Tove Ditlevsen erzählt mit einer Wucht, Schlichtheit und Poesie, das mir ganz einfach gesagt, die Spucke weggeblieben ist. "Kindheit" berührt, zieht in seinen Bann und lässt einen nach mehr von dieser grandiosen Autorin gieren. Und deshalb kann es ich kaum erwarten bis die beiden Folgebände "Jugend" und "Abhängigkeit" Mitte Februar erscheinen - was für ein Glück!
zum Produkt € 18,00*
Christoph Peters ist ein außergewöhnlicher Schriftsteller, der nicht auf ein Genre festgelegt werden kann. Mit seinem "Dorfroman" hat er nun ein umfangreiches Buch vorgelegt, das einerseits bundesrepublikanische Mentalitätsgeschichte ist, andererseits ein von Kirche, Dorf, Familie und großer Politik geprägter Entwicklungsroman. Im Zentrum steht ein Junge, der in einer kleinbürgerlichen Familie groß wird, der eine erste nicht ganz einfache Liebe hat, der die Natur (die Schöpfung?) schützen und bewahren will und auch dadurch zu den Gegnern des sog. "Schnellen Brüters" in Kalkar Kontakt aufnimmt. Genau dort und genau zu jener Zeit, als dieses Kraftwerk geplant wurde, spielt dieser fulminant und detailreich geschriebene Roman, der nichts romantisiert und nostalgisch verkitscht, sondern ein eindrucksvolles Sittenbild seit den späten 70er Jahren liefert. Ein großes Buch!
zum Produkt € 22,00*
Endlich ist nun auch der dritte "Holt-Roman" von Kent Haruf im Taschenbuch erschienen!

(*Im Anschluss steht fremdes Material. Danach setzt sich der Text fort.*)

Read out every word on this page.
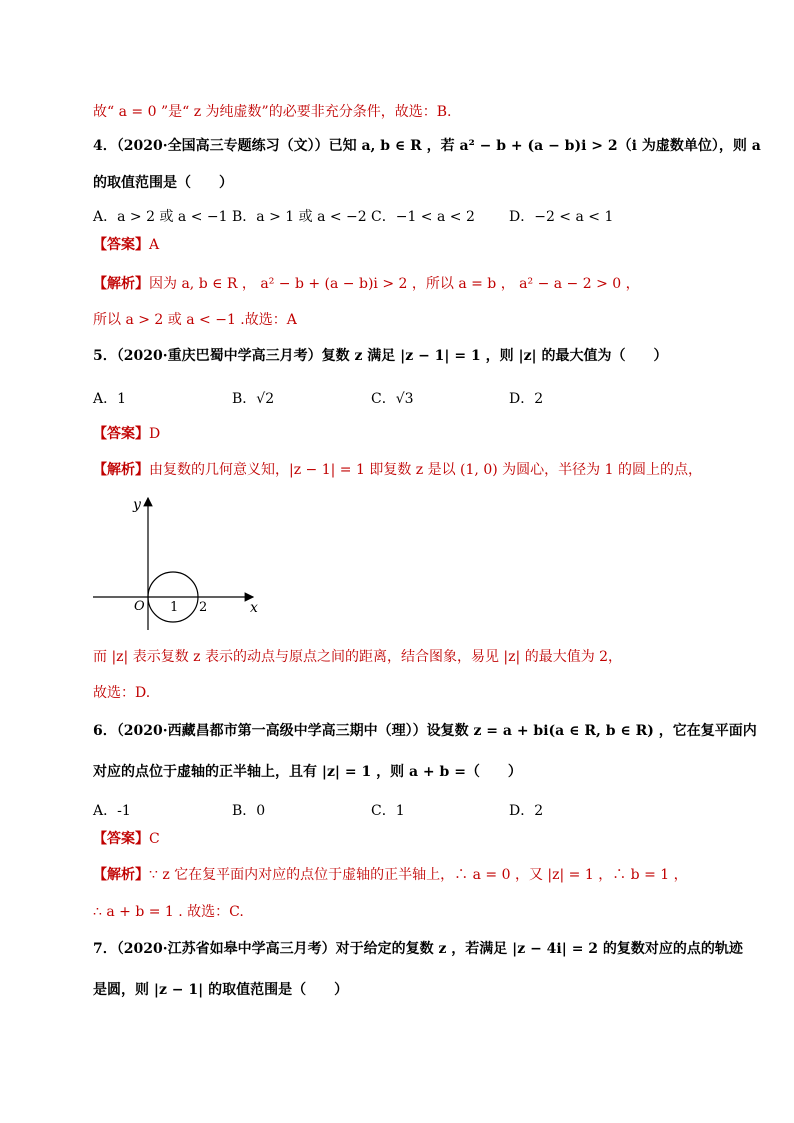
故“ a = 0 ”是“ z 为纯虚数”的必要非充分条件，故选：B.
4．（2020·全国高三专题练习（文））已知 a, b ∈ R ，若 a² − b + (a − b)i > 2（i 为虚数单位），则 a
的取值范围是（　　）
A．a > 2 或 a < −1 B．a > 1 或 a < −2 C．−1 < a < 2 D．−2 < a < 1
【答案】A
【解析】因为 a, b ∈ R ， a² − b + (a − b)i > 2 ，所以 a = b ， a² − a − 2 > 0 ，
所以 a > 2 或 a < −1 .故选：A
5．（2020·重庆巴蜀中学高三月考）复数 z 满足 |z − 1| = 1 ，则 |z| 的最大值为（　　）
A．1	B．√2	C．√3	D．2
【答案】D
【解析】由复数的几何意义知，|z − 1| = 1 即复数 z 是以 (1, 0) 为圆心，半径为 1 的圆上的点，
y
x
O 1 2
而 |z| 表示复数 z 表示的动点与原点之间的距离，结合图象，易见 |z| 的最大值为 2，
故选：D.
6．（2020·西藏昌都市第一高级中学高三期中（理））设复数 z = a + bi(a ∈ R, b ∈ R) ，它在复平面内
对应的点位于虚轴的正半轴上，且有 |z| = 1 ，则 a + b =（　　）
A．-1	B．0	C．1	D．2
【答案】C
【解析】∵ z 它在复平面内对应的点位于虚轴的正半轴上，∴ a = 0 ，又 |z| = 1 ，∴ b = 1 ，
∴ a + b = 1 . 故选：C.
7．（2020·江苏省如皋中学高三月考）对于给定的复数 z ，若满足 |z − 4i| = 2 的复数对应的点的轨迹
是圆，则 |z − 1| 的取值范围是（　　）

Ich dachte, mich in einem Gemälde von Edward Hopper wiederzufinden, als mich „Abendrot“ erneut in die Kleinstadt Holt nach Colorado versetzte. Doch Haruf bleibt nicht wie Hopper auf Distanz, er schaut ganz genau hin: Er schaut auf Farm der McPheron Brüder, die nun wieder alleine sind, er schaut in den Trailer-Wagen von Betty und Luther, die um ihre Existenz kämpfen und er beobachtet die beiden elfjährigen Kinder DJ und Dena, die sich in einem verlassenen Haus eine kleine Zuflucht einrichten.
In Holt ist das Leben rau. Es gibt Regeln und ungeschriebenen Gesetze und viele „lonely hearts“. Doch zum Schluss siegt die Menschlichkeit. Ein Buch, das einem versöhnt und glücklich zurücklässt. Ich habe mit den Büchern von Kent Haruf eine Vorstellung von der Seele der Vereinigten Staaten bekommen, die mir keine, noch so gute Dokumentation hätte je vermitteln können.
Im April erscheint dann Harufs letzter Roman „Kostbare Tage“ als Taschenbuch, der noch einmal in Holt spielt.
zum Produkt € 13,00*
Die erste literarische Neuerscheinung des noch jungen Jahres 2021 habe ich zum Anlass genommen, entgegen meiner Skepsis gegenüber historischen Romanen (warum überhaupt???) eine Ausnahme zu machen. Und was soll ich sagen? Es hat sich ab-so-lut gelohnt! "Der gefangene König" von Francois Garde spielt in der Zeit Napoleon Bonapartes und erzählt den Aufstieg des aus einfachen Verhältnissen kommenden Joachim Murat, der Napoleons Schwager und König von Neapel wird. Fesselnd und unglaublich kenntnisreich, vermittelt der Autor ein genaues Bild jener Zeit und all der Geschehnisse rund um Murat. Er zeigt einerseits dessen harte Schale als Soldat, andererseits seine Zweifel, ob er dem Kaiser jemals gerecht werden kann, brennt für den Kampf und ist glücklich in den seltenen Stunden mit seiner Frau und seinen Kindern. Ungewöhnlich die Erzählperspektive, denn Murat sitzt im Gefängnis - daher auch der Titel des Buches - und blickt auf sein Leben zurück. Ein beeindruckendes Buch, das meine genannte Skepsis spielend weggewischt hat. Chapeau!